Bishop Victoria Matthews has called for action for earthquake-hit homeowners, after the launch of Christchurch's central-city blueprint.
Hundreds of people protested at Monday's launch to ask for more urgency on the housing and land issues faced by more than 28,000 green-blue (technical category 3) residents.
Bishop Matthews, who attended the launch, said it was ''very disappointing'' no commitment to action was made.
''I think what should have been acknowledged is the protest was going on because there is an injustice about the people who are not getting what they deserve, which is being looked after for their homes,'' she said.
''I think it would have been a million times better if, in the midst of the launch, they also said, 'We also want to say that we promise we'll do everything possible to help the TC3, the red zone, the people whose homes are damp and cold. That will now become our No 1 priority and this is how we're going to do it'.''
Bishop Matthews said it felt as if she was ''living in a city that has two halves''.

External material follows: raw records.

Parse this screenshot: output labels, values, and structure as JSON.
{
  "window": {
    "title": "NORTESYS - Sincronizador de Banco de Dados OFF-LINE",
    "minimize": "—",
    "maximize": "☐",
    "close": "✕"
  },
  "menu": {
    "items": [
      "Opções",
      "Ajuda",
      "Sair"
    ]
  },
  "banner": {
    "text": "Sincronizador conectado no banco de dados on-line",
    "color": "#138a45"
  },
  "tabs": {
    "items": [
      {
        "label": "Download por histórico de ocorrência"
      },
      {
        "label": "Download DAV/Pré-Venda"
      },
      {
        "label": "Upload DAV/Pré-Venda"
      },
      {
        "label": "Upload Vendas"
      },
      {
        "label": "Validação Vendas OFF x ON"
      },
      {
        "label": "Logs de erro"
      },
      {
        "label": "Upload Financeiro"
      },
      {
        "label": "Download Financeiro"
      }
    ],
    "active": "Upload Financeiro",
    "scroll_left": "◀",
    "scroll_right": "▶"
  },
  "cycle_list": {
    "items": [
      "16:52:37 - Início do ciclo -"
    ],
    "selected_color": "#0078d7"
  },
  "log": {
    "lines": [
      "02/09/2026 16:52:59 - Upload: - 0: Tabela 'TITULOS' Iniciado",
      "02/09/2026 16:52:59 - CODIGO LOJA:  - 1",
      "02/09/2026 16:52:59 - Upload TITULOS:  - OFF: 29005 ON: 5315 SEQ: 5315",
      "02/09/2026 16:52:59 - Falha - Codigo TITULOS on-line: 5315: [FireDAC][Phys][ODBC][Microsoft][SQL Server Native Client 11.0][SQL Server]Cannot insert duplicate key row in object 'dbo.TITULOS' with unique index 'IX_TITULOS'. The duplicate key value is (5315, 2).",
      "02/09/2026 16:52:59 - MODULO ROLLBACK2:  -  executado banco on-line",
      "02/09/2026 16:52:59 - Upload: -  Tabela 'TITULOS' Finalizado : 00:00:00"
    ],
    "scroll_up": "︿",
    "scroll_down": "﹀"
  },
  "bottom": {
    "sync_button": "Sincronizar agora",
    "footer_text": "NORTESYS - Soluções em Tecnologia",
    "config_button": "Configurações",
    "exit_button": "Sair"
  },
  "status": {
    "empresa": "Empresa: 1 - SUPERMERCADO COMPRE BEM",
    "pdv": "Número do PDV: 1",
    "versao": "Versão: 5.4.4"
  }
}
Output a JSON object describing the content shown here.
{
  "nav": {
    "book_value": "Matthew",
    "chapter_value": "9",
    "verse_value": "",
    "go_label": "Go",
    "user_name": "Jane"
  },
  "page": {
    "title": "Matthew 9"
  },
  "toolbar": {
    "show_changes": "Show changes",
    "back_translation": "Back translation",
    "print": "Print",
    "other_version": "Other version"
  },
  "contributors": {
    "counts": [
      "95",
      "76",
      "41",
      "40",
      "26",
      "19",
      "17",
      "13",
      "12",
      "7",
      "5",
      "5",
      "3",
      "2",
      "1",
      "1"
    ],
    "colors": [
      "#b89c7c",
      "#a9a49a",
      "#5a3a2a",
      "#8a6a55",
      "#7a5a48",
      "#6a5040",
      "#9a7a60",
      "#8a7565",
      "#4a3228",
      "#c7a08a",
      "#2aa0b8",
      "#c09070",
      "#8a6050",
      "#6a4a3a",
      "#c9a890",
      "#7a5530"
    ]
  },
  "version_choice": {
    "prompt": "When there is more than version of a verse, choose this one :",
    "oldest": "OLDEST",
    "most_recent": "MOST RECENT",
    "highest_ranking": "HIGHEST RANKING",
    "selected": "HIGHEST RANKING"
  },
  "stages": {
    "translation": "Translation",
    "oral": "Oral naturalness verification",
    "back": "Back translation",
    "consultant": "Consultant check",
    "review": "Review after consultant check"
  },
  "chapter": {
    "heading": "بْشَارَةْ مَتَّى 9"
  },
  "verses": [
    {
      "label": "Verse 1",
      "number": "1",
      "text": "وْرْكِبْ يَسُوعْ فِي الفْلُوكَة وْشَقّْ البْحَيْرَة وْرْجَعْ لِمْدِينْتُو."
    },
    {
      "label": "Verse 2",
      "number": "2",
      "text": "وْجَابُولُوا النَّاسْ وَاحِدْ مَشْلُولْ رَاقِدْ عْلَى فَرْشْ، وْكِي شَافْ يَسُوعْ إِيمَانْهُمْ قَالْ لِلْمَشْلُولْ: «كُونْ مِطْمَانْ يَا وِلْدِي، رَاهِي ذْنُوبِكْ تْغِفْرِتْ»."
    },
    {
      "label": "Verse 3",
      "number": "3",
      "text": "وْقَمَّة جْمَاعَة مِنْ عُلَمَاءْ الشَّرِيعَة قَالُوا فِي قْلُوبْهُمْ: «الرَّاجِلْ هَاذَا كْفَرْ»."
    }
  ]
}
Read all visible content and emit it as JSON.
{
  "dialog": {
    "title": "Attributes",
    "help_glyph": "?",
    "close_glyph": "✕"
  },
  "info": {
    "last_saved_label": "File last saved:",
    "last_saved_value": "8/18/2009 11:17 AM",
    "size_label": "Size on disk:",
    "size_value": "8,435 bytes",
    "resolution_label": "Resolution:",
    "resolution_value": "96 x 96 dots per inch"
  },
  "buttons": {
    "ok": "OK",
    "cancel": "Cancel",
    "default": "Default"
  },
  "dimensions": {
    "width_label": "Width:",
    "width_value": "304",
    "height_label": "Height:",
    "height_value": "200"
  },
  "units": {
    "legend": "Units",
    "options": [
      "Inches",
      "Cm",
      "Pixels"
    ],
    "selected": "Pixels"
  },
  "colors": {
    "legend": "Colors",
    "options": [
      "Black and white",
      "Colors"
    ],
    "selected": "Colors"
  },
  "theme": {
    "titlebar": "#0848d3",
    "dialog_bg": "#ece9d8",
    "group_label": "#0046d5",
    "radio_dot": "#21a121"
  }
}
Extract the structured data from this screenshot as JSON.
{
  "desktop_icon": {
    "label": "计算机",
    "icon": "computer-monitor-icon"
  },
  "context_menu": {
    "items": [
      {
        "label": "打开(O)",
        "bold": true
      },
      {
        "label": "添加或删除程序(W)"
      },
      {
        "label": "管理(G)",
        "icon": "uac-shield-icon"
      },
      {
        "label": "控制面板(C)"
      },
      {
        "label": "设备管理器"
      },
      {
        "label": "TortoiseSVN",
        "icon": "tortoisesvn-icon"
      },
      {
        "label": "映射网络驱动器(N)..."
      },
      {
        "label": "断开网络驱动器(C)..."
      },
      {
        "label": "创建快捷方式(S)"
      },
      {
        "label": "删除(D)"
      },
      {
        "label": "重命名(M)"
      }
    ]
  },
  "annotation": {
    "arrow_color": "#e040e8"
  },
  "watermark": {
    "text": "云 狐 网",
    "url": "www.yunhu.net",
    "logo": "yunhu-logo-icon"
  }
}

''I wasn't very happy being with the half I was with. It begged for a promise. What were they thinking?"
She planned to work on a response from the church to recovery leaders.
''I think we now need to move to the point where there are very clear expectations and demands being made,'' she said.
''I applaud people before buildings. I've said that before about the cathedral, but what does that look like in this instance?
''I'm more than happy to speak in certain places and see where we can move this ahead. That will make me even more proud to live in Christchurch.''
Despite her launch criticisms, Bishop Matthews backed the blueprint's ideas.
The green spaces along the river were ''brilliant''.
''It is recognisable as Christchurch, yet they haven't felt the need to recreate what was. There are lots of new things in it but it's sympathetic to the old,'' Bishop Matthews said.